Numa palavra, Gilberte agora estava convencida de que não fora à Tansonville,
como me escrevera em 1914, para fugir dos alemães e estar sem esperança, mas, ao
contrário, para encontrá-los e defender seu castelo contra eles.
No entanto, não tinha permanecido em Tansonville, mas nem por isso deixara haver
ali um vaivém constante de militares, muito superior ao que na rua de Combray.

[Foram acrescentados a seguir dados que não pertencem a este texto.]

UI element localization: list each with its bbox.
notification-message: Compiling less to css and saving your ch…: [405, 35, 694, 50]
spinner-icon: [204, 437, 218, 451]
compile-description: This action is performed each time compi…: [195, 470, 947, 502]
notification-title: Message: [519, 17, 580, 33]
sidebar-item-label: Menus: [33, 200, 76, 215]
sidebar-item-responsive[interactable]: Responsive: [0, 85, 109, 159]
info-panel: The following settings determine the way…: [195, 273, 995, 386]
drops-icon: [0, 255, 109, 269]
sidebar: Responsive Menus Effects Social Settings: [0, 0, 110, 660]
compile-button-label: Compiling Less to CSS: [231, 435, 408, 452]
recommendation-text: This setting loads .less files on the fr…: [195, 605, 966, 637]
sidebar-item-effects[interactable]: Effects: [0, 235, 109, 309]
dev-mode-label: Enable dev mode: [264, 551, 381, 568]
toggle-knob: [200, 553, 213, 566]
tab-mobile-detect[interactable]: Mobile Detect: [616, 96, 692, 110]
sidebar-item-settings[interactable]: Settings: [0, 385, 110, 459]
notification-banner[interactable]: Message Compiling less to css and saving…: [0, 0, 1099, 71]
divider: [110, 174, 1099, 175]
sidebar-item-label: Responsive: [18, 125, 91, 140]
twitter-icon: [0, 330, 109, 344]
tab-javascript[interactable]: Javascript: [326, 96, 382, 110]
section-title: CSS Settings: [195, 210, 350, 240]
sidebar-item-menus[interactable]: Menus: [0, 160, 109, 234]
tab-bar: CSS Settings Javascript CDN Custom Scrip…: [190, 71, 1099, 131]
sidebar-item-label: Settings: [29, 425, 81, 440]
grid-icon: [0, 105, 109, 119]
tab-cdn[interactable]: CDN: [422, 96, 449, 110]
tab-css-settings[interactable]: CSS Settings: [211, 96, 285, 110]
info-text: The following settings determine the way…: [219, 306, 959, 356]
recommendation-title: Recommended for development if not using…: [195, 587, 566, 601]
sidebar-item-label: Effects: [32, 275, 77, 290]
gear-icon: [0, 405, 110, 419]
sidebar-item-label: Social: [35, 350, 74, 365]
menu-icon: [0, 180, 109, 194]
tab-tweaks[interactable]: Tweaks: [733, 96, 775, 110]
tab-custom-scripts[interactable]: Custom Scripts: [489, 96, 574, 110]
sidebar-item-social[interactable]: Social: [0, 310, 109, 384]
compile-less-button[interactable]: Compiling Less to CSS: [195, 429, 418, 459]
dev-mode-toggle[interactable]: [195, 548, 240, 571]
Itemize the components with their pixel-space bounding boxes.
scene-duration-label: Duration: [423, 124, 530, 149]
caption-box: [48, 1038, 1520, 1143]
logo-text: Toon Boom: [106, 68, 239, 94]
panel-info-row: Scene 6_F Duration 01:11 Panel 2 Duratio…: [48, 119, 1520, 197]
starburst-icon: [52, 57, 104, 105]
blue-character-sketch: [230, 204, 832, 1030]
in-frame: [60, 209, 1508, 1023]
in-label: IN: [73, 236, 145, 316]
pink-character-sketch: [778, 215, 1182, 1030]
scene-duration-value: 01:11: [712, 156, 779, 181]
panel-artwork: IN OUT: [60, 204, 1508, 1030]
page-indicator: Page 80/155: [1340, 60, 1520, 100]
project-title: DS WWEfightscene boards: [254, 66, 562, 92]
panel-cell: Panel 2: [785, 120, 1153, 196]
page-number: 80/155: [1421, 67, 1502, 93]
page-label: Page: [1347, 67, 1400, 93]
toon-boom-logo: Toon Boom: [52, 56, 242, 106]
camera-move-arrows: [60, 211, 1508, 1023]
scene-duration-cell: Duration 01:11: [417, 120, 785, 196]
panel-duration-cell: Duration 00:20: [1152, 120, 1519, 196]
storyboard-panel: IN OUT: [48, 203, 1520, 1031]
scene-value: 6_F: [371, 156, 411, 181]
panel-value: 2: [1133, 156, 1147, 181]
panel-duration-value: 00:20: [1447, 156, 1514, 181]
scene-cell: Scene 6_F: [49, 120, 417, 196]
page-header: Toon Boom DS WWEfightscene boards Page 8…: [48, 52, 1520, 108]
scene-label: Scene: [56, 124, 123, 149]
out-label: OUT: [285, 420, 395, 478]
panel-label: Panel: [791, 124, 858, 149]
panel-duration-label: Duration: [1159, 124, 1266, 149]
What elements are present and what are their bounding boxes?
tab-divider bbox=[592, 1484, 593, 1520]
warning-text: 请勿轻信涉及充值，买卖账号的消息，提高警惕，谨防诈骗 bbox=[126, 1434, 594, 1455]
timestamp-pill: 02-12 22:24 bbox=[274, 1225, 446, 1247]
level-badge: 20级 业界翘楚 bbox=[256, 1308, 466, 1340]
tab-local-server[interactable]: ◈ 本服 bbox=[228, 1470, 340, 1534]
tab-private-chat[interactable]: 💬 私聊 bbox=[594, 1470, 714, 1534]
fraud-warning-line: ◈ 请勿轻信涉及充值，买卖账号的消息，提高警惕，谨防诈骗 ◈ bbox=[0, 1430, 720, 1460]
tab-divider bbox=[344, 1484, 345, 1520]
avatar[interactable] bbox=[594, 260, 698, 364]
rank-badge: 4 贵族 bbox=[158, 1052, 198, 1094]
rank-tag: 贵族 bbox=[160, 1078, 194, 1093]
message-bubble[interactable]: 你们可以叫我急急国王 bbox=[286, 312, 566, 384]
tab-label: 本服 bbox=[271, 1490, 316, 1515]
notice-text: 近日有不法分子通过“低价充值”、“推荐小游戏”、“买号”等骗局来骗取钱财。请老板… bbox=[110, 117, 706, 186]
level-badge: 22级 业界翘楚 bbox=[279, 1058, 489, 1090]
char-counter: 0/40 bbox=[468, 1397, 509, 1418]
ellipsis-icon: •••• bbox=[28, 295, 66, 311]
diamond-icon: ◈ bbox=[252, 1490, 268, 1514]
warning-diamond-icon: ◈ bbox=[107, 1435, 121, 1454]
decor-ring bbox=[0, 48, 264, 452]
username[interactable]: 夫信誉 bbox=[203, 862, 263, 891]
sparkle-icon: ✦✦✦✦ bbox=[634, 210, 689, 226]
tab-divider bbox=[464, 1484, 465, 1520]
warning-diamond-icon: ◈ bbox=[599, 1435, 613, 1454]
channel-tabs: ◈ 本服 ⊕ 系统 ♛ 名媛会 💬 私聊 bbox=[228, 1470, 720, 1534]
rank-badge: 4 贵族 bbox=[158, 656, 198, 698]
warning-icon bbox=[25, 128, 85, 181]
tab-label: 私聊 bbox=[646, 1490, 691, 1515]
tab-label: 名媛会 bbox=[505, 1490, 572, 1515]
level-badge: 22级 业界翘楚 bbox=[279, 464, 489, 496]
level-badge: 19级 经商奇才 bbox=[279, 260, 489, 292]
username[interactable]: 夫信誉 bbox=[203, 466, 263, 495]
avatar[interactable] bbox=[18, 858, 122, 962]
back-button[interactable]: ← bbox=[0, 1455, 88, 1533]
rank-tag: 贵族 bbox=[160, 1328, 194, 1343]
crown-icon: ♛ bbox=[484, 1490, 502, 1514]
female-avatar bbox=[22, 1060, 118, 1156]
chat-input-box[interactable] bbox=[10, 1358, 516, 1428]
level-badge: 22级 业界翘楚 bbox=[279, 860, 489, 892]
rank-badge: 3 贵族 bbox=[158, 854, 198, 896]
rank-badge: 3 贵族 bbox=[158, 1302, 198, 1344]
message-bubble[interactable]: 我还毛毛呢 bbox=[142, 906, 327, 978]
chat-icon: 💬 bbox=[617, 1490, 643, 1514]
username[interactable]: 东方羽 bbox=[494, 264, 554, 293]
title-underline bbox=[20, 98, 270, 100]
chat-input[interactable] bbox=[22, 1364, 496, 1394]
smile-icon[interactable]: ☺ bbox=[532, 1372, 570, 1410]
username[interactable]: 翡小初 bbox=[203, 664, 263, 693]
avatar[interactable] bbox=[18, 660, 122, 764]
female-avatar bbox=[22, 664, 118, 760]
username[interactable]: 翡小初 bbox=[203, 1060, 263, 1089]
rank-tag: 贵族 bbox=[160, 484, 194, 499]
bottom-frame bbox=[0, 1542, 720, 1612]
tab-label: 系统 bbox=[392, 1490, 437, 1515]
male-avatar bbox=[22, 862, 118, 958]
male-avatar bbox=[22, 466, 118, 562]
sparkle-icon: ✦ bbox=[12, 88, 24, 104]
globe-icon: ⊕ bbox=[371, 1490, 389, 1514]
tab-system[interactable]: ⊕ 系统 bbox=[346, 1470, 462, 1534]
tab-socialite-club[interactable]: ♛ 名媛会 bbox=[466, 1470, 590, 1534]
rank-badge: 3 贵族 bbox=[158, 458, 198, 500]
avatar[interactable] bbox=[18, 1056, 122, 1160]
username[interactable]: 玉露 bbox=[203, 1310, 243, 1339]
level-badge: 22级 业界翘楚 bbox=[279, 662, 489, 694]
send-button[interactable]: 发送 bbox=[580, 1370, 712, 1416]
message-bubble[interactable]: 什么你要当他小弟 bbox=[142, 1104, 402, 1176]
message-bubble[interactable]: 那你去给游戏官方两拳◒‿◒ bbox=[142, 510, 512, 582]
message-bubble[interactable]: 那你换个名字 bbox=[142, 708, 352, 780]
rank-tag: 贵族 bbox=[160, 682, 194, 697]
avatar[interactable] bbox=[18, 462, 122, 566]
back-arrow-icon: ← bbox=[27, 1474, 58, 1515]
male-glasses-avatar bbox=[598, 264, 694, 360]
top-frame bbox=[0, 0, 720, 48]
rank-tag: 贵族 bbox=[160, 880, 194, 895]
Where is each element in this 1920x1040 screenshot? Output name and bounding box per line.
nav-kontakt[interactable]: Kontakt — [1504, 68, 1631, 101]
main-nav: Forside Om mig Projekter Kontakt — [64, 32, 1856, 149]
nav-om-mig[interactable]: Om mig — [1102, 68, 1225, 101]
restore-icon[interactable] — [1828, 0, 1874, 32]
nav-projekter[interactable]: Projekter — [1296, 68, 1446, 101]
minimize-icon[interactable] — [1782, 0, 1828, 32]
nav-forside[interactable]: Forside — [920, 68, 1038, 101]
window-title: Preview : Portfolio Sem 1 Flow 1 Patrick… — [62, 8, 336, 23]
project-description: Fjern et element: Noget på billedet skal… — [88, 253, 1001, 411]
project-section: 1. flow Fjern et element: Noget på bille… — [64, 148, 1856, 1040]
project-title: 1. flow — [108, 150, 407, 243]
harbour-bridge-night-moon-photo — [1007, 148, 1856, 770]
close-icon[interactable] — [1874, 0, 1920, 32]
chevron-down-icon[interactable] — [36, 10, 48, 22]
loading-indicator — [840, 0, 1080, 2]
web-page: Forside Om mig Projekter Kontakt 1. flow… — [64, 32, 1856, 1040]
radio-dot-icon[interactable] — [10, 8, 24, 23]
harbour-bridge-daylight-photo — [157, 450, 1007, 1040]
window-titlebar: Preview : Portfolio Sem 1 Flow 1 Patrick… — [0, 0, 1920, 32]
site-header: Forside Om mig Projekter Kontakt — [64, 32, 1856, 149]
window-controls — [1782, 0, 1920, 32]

Françoise só fazia derramar lágrimas, e Gilberte podia dizer, e agora sem fugir à
verdade, que levava uma vida de frente de batalha. Assim, todos os jornais falavam de sua
conduta admirável com os maiores elogios, e pensava-se em condecorá-la. O fim de sua
carta era rigorosamente exato. Você não faz ideia do que é esta guerra, meu caro amigo, e
da importância que nela assume uma estrada, uma ponte, uma elevação. Quantas vezes
pensei em você, nos passeios, tornados deliciosos graças a você, que fazíamos por toda
essa região hoje devastada, no momento em que imensos combates se travavam pela
posse de um determinado caminho, de um certo outeiro de que você gostava, onde subimos
juntos tantas vezes! Provavelmente, você, como eu, não imaginava que a obscura
Roussainville e a enfadonha Méséglise, de onde nos levavam nossas cartas, e onde foram
buscar o médico quando você esteve doente, seriam jamais lugares célebres. Pois bem,
meu caro amigo, elas são gloriosas para sempre, no mesmo nível de Austerlitz ou de Valmy.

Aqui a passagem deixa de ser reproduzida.